Headline — 30 July 2016 — by Adele Ramos

BELIZE CITY, Thurs. July 28, 2016–A demand from British billionaire Michael Ashcroft to have the Government of Belize pay US$70 million more to him in foreign currency, rather than the $134.9 million paid to him in Belize currency a couple of weeks ago, could push Belize to the brink of devaluation if the Central Bank of Belize accedes to a request from the Government of Belize to obtain the foreign currency.

The dispute between the parties is going before the Caribbean Court of Justice (CCJ), for a decision, but Central Bank Governor Glenford Ysaguirre wrote Financial Secretary Joseph Waight last Friday, January 22, warning of the “catastrophic” outcome that would be visited upon the country.

On Monday, July 25, Waight told Amandala that the Government of Belize paid US$29.5 million and BZD$134.9 million in compensation, plus 827,000 British pounds in legal fees and 33,000 Euros in arbitration costs.

However, the Ashcroft group wants the funds that were paid in BZ dollars to be paid instead in US dollars.

A letter to the Government from Ysaguirre said that, “the Central Bank would not be able to provide the additional US$70 million” and to do so would mean that Belize’s US dollar position would shrink from US$422 million to US$159 million, or 1.5 months of imports, which is half the international benchmark of 3 months.

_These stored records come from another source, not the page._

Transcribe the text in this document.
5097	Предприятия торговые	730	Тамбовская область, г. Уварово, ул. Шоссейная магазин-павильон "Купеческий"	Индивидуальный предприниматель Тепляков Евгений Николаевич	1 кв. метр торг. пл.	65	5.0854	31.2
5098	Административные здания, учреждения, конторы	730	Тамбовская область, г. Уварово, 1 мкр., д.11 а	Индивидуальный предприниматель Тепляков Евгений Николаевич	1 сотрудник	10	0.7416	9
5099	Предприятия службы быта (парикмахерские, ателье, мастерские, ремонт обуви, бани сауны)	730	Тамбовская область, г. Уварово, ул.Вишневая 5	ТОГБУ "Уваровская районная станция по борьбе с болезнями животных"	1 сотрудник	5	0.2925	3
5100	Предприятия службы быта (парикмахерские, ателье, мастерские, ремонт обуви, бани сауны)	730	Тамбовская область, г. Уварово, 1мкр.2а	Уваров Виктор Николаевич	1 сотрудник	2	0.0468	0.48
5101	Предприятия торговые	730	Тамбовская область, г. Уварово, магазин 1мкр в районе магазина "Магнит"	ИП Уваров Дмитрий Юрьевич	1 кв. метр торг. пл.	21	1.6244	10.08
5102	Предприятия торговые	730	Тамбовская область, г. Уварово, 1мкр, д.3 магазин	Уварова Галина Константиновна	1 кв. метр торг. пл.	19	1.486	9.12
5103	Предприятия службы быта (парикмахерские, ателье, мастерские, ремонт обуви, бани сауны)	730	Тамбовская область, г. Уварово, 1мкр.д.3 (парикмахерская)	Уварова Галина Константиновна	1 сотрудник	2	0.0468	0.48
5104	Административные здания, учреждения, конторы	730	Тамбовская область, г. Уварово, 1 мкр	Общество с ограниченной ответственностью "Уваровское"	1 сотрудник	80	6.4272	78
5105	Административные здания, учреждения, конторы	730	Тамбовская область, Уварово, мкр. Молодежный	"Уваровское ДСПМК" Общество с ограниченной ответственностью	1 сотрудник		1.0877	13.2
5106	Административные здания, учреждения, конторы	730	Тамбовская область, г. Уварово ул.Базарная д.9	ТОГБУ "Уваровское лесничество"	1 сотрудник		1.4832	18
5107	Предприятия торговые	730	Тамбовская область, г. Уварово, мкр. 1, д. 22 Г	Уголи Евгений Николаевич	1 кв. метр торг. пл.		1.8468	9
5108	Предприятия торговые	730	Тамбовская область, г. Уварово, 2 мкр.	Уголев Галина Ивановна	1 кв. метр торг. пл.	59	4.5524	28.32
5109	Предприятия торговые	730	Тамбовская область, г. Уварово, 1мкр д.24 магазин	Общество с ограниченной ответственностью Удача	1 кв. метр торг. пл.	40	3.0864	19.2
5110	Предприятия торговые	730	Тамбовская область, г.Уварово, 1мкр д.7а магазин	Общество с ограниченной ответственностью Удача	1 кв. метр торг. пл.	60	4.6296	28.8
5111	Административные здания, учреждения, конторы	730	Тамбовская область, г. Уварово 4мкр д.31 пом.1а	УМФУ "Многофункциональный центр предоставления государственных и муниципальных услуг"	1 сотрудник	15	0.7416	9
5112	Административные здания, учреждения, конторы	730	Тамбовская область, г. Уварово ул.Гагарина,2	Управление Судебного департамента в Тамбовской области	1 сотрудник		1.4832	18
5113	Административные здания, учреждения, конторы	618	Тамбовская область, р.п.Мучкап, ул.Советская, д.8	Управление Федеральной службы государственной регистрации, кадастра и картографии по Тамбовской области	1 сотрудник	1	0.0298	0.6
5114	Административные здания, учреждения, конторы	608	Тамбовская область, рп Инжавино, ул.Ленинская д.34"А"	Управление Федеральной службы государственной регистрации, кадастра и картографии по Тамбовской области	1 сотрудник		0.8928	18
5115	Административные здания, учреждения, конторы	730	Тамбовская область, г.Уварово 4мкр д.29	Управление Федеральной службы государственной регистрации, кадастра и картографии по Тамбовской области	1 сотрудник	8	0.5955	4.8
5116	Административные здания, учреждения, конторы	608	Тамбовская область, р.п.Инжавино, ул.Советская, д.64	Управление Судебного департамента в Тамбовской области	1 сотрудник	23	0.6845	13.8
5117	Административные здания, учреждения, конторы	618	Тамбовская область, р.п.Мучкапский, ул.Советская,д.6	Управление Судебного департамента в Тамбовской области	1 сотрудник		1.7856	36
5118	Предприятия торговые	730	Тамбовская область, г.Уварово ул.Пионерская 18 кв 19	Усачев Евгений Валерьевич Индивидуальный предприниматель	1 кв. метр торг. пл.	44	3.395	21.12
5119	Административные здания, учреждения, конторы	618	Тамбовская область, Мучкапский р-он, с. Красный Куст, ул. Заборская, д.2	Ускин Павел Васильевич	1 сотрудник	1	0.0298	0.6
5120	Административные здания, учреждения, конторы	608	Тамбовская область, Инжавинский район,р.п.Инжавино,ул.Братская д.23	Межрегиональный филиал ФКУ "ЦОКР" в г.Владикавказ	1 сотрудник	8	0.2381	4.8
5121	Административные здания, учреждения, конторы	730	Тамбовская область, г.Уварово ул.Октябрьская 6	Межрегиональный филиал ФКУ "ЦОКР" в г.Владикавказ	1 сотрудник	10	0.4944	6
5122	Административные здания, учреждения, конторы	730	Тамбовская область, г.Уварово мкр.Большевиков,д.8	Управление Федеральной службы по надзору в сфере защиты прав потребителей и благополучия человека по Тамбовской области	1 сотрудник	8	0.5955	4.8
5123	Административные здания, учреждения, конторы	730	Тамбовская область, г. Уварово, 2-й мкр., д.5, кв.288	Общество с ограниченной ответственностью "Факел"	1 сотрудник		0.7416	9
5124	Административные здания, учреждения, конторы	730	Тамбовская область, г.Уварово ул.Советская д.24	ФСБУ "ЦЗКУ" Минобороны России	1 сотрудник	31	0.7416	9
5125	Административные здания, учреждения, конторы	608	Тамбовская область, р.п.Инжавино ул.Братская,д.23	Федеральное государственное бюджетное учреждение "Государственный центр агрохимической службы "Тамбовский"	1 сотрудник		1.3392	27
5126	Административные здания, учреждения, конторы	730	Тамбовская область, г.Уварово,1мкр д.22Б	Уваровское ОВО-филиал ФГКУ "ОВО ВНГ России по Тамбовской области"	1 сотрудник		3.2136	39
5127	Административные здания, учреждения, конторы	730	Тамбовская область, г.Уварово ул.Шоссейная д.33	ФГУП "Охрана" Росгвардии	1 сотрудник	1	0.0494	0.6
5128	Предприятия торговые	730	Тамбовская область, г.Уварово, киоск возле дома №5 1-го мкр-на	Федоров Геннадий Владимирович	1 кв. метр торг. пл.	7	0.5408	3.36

Ysaguirre said the result “would be destructive for the economy of Belize.”

“When reserves are inadequate, growth is strangled: an unacceptable state of affairs in a country which has a 40% poverty rate and a very open economy… In the absence of foreign exchange, our economy suffocates, resulting in increased poverty, crime, and risk that we won’t be able to meet obligations to other creditors and trading partners…” he commented.

Current demands for US dollars from the private sector amount to US$193 million, Ysaguirre wrote.

Hinting of the risk of devaluation, he went on to say that, “Without domestic adjustments and increased inflows, it is going to be very difficult, if not impossible, for the Bank to protect the exchange rate peg of BZ$2 to US$1…”

Belize has maintained the peg since 1974 and the Central Bank is responsible for taking action to protect the peg, such as keeping a healthy level of US dollars in reserve.

PetroCaribe is winding down, even as sales of Belize crude have fallen to new lows. Belize’s foreign currency position had already deteriorated substantially since last year, by 20%, or over $100 million, and according to Ysaguirre, the private sector, including exporters and banks, are already demanding a huge chunk of the reserves.

Belize’s export sectors—which bring US dollars into Belize — have been on a persistent decline, with citrus currently being the commodity to hold the strain. Although it had been reported that tourism numbers are up, Ysaguirre noted that tourism services providers have been bringing in less US dollars than expected. Although the sector is reported to have grown by 16%, the amount of US dollars which flowed into Belize barely increased, by a growth rate of less than a percent.

The problems are exacerbated by the loss of correspondent banking—which may be a reason why investors are choosing to keep their money abroad.

Furthermore, Ysaguirre reported that foreign investors who export from Belize had been asking for funds to repatriate. He said that “certain foreign-owned entities” want to remove US$96 mil from Belize.

There are several others in queue, also demanding US dollars. Among them are creditors to the Government of Belize, including bondholders who are due US$13.2 million in interest from the total debt obligations this year of US$45 million.

Ysaguirre also explained how the severing of Belizean banks (by US banks) has worsened Belize’s position.

He warned that, “The offshore sector is also in jeopardy, due to the correspondent banking relationships (CBR) situation, and several banks had recently approached the Central Bank for short-term liquidity loans totaling some US$40 million as a temporary option. So far, the Central Bank has resisted these requests, but it must nonetheless stand ready to assist as the lender of last resort…”

Ysaguirre said that even without the demand from the Ashcroft Alliance, the International Monetary Fund (IMF) and the Central Bank are already projecting a sharp downward trend for the reserves in the short and medium term. This year’s report by the Fund (IMF) on Belize, warned that, “International reserves could decline to uncomfortable levels, especially if compensation for the nationalized utilities is paid and repatriated.”

The loss of correspondent banking has been adversely affecting the Free Zone. Exports from the zone fell by 19% up to May 2016, and there is no telling how much more they will contract given the problems with correspondent banking, Ysaguirre explained.

The Governor noted that Belize’s economy grew by only 1% last year and shrank by 2% during the first quarter of this year, and meeting the demands of the Ashcroft group would put Belize’s economy in peril.